New Article: Lauren Sudeall Lucas, Public Defense Litigation: An Overview, 51 Indiana Law Review 89 (2018), Georgia State University College of Law, Legal Studies Research Paper. Abstract below:
In Gideon v. Wainwright, the Supreme Court held that all criminal defendants facing serious criminal charges are entitled to the assistance of counsel, regardless of whether they can afford an attorney. In the years since Gideon, however, the provision of public defense to those who cannot afford counsel has fallen far short of the ideal expressed in Gideon that “every defendant stands equal before the law.” The failure of public defense systems to provide adequate representation to indigent defendants is often caused by severe underfunding and has resulted in the chronic appointment of “incompetent or inexperienced” counsel; delays in the appointment of counsel and discontinuity of attorney representation; a lack of training and oversight for counsel representing indigent defendants; excessive public defender caseloads and understaffing of public defender offices; inadequate or nonexistent expert and investigative resources for defense counsel; and a lack of meaningful attorney-client contact.

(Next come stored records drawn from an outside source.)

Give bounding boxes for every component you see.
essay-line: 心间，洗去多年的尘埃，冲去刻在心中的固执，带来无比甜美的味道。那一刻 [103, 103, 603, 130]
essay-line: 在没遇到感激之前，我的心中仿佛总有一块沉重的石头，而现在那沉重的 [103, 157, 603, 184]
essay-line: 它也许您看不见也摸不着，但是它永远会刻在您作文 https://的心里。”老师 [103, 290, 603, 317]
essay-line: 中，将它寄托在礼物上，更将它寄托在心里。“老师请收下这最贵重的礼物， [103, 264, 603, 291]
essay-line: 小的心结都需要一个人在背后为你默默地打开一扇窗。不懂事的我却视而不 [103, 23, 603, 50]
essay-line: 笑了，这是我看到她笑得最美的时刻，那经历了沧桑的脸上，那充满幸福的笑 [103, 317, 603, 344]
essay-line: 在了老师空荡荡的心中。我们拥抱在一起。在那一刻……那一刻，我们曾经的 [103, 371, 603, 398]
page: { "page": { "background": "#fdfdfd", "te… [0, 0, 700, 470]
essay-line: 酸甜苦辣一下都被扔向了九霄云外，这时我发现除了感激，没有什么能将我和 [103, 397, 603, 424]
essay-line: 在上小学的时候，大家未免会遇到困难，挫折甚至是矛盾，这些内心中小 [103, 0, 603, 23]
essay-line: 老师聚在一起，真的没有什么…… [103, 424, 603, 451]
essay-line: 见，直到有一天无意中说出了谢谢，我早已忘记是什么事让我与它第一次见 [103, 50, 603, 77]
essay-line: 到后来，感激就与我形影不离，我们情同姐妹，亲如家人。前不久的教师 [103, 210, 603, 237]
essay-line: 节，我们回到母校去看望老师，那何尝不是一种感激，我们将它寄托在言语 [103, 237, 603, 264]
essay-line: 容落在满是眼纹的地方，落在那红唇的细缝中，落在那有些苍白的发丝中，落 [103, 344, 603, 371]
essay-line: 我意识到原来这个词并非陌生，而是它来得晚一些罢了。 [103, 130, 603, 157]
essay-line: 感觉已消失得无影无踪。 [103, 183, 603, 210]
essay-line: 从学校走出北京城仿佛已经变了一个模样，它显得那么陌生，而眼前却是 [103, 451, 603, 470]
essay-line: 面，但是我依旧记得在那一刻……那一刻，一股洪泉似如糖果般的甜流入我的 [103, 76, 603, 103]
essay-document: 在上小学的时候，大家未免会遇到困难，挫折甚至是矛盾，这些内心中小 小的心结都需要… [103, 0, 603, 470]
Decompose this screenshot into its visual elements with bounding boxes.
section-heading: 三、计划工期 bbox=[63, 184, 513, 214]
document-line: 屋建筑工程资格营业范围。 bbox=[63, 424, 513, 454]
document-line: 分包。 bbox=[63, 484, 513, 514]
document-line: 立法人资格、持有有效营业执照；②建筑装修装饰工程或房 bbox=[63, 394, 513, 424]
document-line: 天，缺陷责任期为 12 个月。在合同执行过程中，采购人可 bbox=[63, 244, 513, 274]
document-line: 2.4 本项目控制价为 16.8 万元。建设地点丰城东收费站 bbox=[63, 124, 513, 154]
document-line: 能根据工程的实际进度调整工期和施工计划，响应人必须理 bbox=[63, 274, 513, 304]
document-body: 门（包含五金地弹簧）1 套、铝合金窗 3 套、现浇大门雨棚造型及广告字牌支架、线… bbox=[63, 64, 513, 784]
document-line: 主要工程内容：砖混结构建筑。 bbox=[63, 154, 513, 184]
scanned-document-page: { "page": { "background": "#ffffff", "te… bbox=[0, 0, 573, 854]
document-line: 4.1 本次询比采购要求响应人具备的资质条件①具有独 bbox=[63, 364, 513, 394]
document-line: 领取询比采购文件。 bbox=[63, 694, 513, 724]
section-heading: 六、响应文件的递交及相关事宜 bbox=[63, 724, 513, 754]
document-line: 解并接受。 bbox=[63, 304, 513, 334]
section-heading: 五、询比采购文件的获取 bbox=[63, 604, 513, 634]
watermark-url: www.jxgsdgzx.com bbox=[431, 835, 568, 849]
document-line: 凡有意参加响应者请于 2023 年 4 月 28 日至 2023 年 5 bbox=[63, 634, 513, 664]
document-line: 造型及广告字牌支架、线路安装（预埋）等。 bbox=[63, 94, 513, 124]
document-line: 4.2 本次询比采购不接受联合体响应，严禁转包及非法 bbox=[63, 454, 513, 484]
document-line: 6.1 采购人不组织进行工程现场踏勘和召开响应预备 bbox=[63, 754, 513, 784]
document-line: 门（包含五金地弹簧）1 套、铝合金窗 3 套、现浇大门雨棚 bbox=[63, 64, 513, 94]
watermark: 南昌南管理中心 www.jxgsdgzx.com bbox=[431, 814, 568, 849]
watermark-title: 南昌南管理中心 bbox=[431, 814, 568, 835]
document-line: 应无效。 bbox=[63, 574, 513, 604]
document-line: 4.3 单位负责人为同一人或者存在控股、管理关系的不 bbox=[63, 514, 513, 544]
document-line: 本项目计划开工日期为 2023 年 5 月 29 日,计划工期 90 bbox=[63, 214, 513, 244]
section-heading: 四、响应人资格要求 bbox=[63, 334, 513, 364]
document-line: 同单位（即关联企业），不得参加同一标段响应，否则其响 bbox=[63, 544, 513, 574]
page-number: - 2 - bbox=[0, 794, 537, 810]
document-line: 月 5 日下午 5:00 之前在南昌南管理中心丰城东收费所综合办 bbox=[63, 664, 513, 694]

One response to these failings—as is often the case when constitutional violations are afoot—has been to challenge them in court. The focus of this short Article is on how the courts can address and have addressed the failings of underfunded and structurally flawed indigent defense systems. More specifically, it explores lawsuits that identify systemic failures—such as underfunding, excessive caseloads, and inadequate training and oversight—and seek system-wide remedies, capable of transforming the provision of defense services.

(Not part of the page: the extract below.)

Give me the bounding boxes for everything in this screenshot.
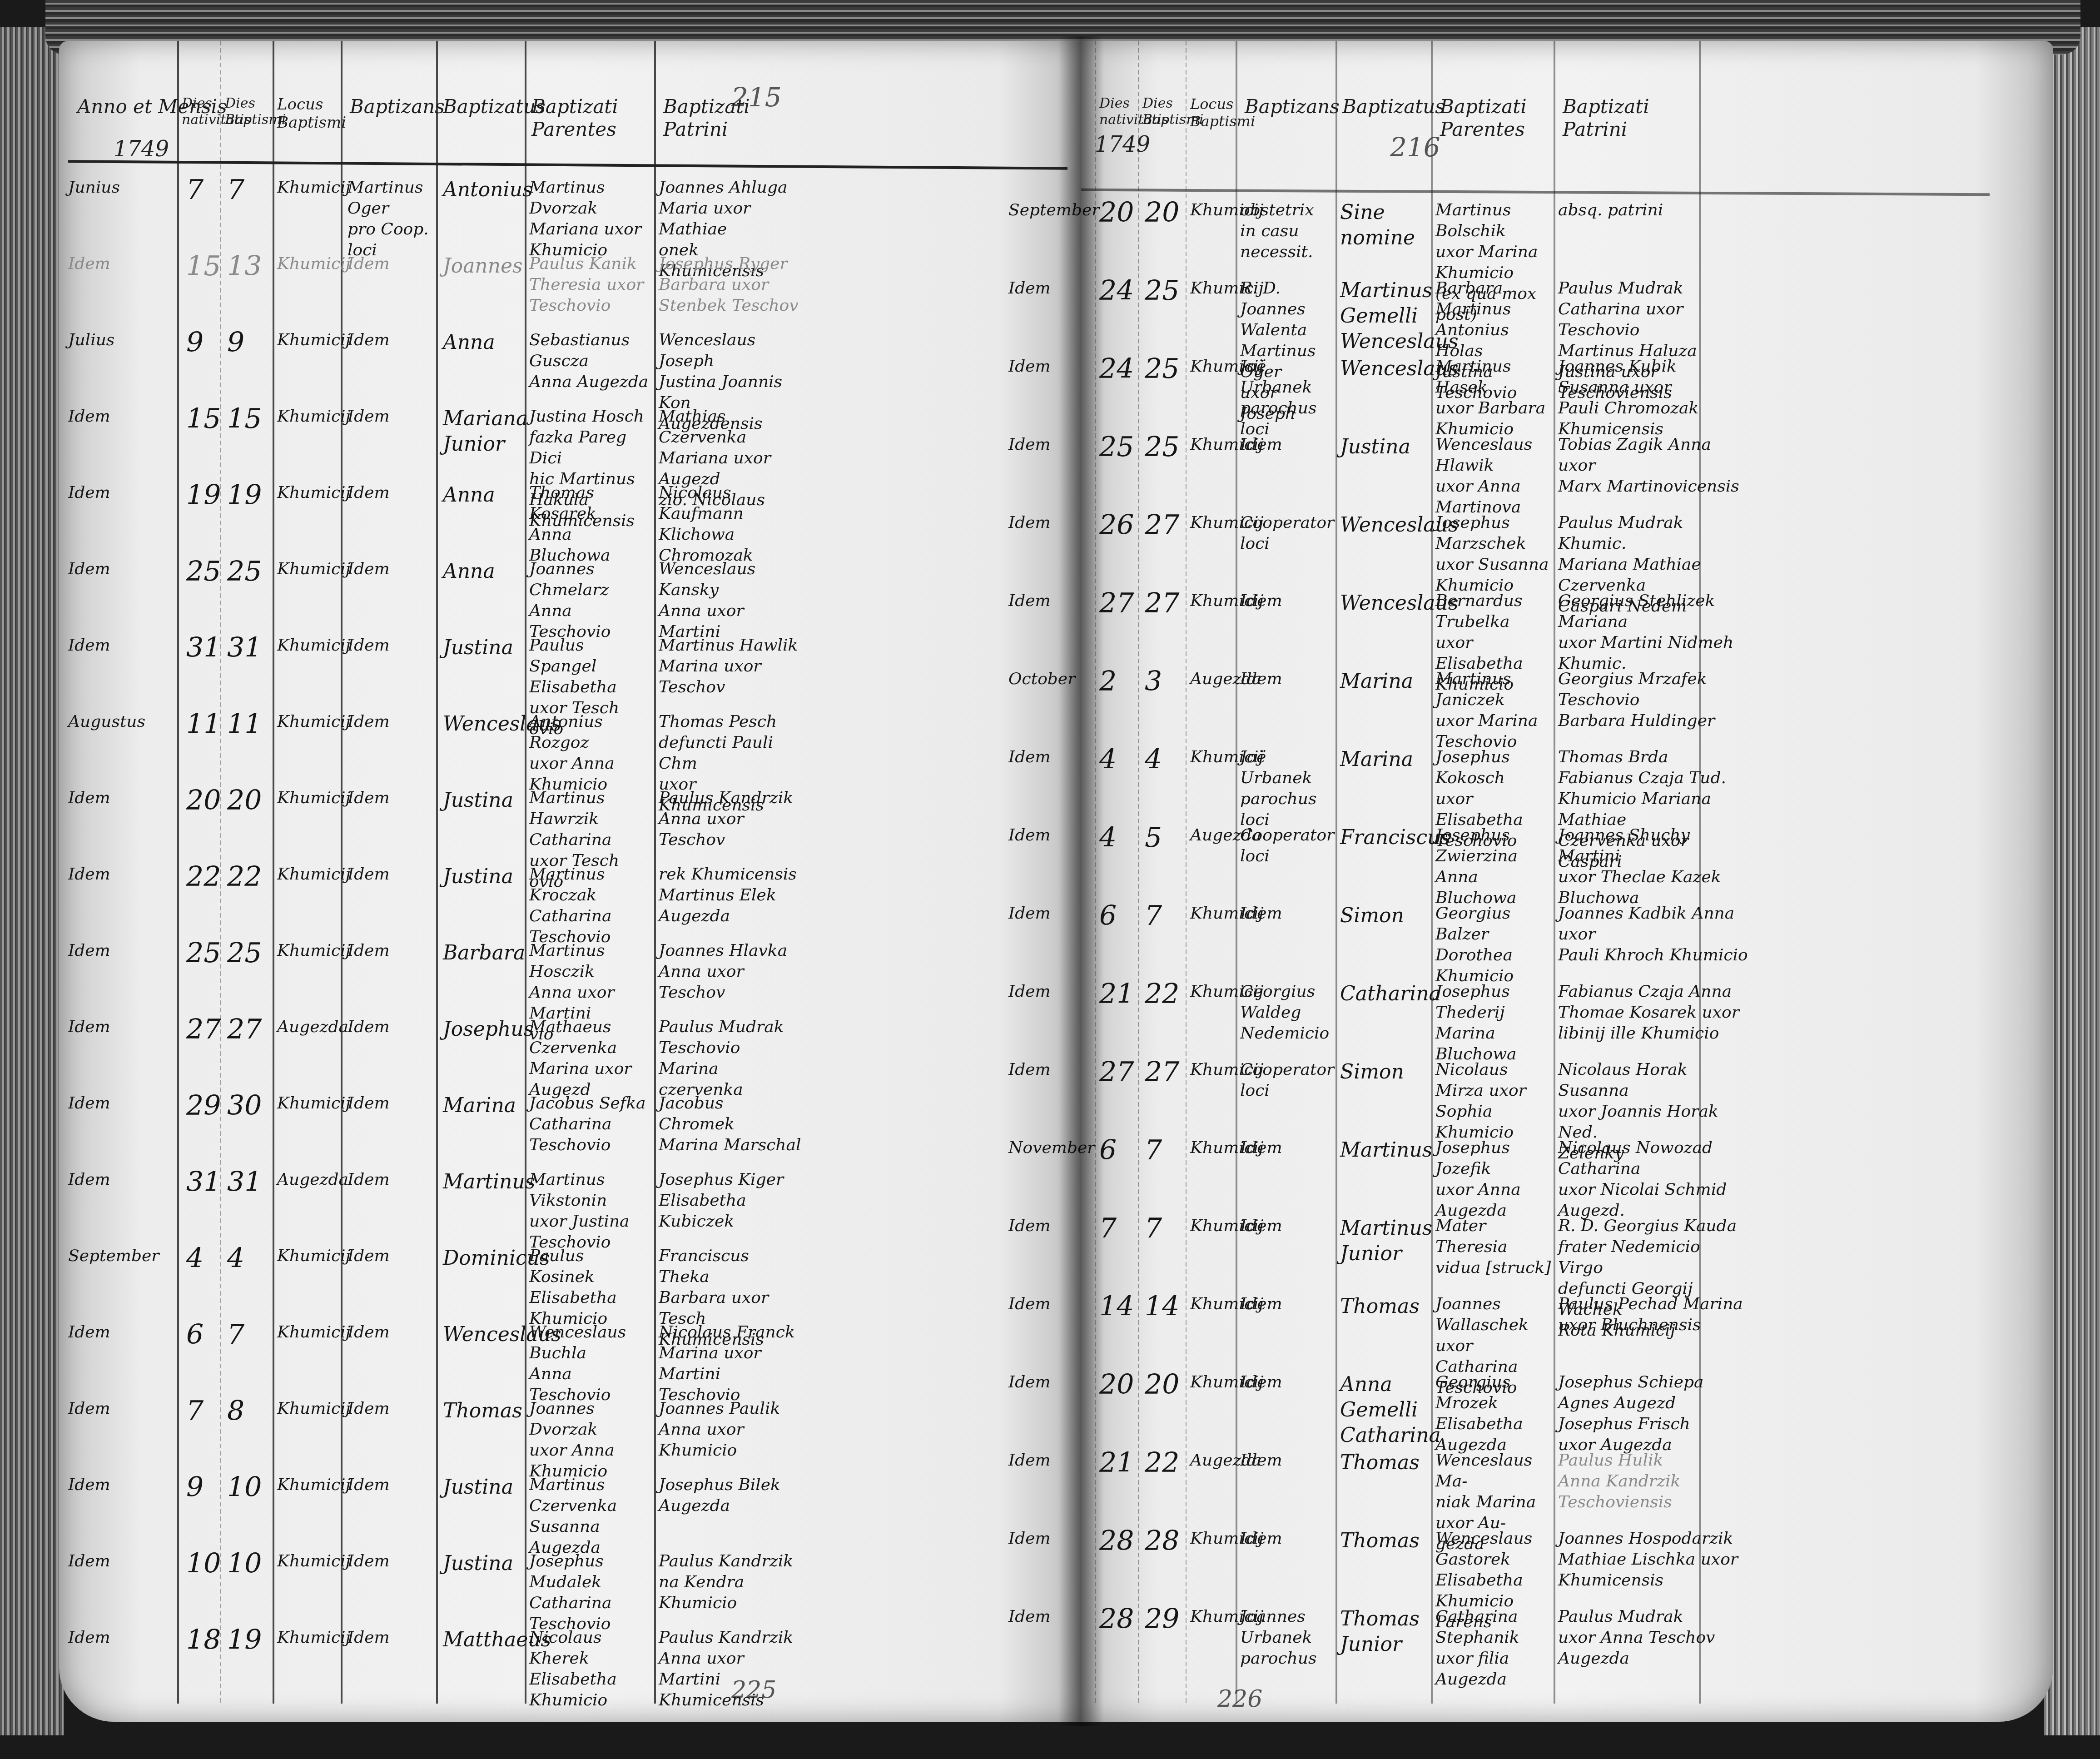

This Article is intended to provide a brief, high-level overview of public defense litigation in the United States. Part I provides an overview of the legal basis for such lawsuits and the obstacles they often encounter. Part II provides an aggregate depiction of how such litigation efforts have fared in state and federal court and highlights several examples, illustrative of some of the points made in Part I. Finally, Part III concludes by pointing to suggestions that have been made to increase the scope and effectiveness of such litigation and an alternative basis for future litigation efforts.